ECLI:NL:CRVB:2013:2868
Centrale Raad van Beroep
- Hoger beroep
- Rechtspraak.nl
Beëindiging van Ziektewet-uitkering en geschiktheid voor arbeid als servicemonteur
In deze zaak heeft de Centrale Raad van Beroep op 13 december 2013 uitspraak gedaan in hoger beroep tegen een eerdere uitspraak van de rechtbank ’s-Gravenhage. Appellant, die als servicemonteur werkte, had een Ziektewet-uitkering ontvangen na uitval door klachten na een aanrijding. Het Uitvoeringsinstituut werknemersverzekeringen (Uwv) beëindigde de uitkering per 24 oktober 2011, wat door appellant werd bestreden. De rechtbank verklaarde het beroep ongegrond, en appellant ging in hoger beroep.
Appellant voerde aan dat de rechtbank ten onrechte had geoordeeld dat het onderzoek van het Uwv zorgvuldig was. Hij stelde dat de bezwaarverzekeringsarts de informatie van zijn psycholoog verkeerd had geïnterpreteerd en zijn depressieve klachten had onderschat. Ook meende hij dat de bezwaarverzekeringsarts ten onrechte had geconcludeerd dat er geen relevante lichamelijke klachten waren. Appellant overhandigde medische informatie ter ondersteuning van zijn standpunt, maar de Raad oordeelde dat deze informatie niet relevant was voor de datum in geding.
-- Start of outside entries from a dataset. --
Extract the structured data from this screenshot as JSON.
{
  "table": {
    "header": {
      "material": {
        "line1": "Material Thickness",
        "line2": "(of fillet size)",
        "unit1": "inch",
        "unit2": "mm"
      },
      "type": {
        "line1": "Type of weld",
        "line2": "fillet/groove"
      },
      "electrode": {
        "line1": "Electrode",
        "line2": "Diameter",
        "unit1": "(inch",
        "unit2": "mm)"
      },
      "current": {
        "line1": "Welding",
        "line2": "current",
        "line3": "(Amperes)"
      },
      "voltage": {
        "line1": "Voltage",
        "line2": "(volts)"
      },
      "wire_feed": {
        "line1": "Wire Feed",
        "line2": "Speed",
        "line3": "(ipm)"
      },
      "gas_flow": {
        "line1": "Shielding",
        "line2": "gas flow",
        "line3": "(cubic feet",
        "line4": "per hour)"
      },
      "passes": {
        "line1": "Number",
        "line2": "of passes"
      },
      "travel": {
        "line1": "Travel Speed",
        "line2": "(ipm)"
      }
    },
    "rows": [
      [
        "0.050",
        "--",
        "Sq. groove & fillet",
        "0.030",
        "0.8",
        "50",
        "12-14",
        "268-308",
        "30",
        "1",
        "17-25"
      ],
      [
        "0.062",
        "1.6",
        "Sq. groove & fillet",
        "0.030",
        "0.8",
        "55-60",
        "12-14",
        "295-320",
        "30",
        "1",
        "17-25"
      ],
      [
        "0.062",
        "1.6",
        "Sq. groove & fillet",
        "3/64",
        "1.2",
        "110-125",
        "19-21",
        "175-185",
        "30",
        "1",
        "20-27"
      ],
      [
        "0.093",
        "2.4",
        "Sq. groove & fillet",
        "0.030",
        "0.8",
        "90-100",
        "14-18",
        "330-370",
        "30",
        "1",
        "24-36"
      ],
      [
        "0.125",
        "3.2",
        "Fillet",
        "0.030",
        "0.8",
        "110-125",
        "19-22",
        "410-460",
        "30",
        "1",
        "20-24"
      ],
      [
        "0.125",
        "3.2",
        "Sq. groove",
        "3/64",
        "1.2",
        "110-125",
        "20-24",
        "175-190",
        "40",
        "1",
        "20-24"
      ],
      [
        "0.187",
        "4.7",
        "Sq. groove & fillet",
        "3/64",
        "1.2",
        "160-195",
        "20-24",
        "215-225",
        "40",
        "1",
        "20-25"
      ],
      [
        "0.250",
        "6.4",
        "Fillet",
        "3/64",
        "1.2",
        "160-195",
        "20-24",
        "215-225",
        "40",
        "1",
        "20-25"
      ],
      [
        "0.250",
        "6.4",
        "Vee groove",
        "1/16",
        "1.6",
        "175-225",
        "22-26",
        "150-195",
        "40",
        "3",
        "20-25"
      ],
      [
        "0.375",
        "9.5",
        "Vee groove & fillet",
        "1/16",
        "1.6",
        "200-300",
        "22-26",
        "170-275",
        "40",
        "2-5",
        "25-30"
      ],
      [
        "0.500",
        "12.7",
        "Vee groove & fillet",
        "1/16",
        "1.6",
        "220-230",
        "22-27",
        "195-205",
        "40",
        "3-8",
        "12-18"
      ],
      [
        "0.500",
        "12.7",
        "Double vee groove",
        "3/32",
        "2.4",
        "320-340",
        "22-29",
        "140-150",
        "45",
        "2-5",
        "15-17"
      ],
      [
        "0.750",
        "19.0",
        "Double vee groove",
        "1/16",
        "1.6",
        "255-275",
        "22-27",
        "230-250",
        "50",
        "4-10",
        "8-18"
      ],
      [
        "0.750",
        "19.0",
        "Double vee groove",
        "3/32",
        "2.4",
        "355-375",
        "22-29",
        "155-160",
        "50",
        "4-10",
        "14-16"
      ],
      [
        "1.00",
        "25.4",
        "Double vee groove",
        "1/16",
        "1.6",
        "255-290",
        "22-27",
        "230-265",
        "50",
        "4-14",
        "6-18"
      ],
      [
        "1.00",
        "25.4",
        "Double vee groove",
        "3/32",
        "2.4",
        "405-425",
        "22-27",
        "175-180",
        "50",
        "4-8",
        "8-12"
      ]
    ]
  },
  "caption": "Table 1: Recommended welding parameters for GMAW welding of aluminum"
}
De Raad bevestigde het oordeel van de rechtbank dat de verzekeringsartsen een juist beeld hadden van de aard en zwaarte van het werk van appellant. De rapportages van de (bezwaar)verzekeringsartsen vormden een voldoende medische basis voor de conclusie dat appellant per 24 oktober 2011 geschikt was voor zijn werk. De Raad oordeelde dat er geen reden was om aan de conclusie van de bezwaarverzekeringsarts te twijfelen en dat het hoger beroep niet slaagde. De uitspraak van de rechtbank werd bevestigd, en er werd geen proceskostenveroordeling opgelegd.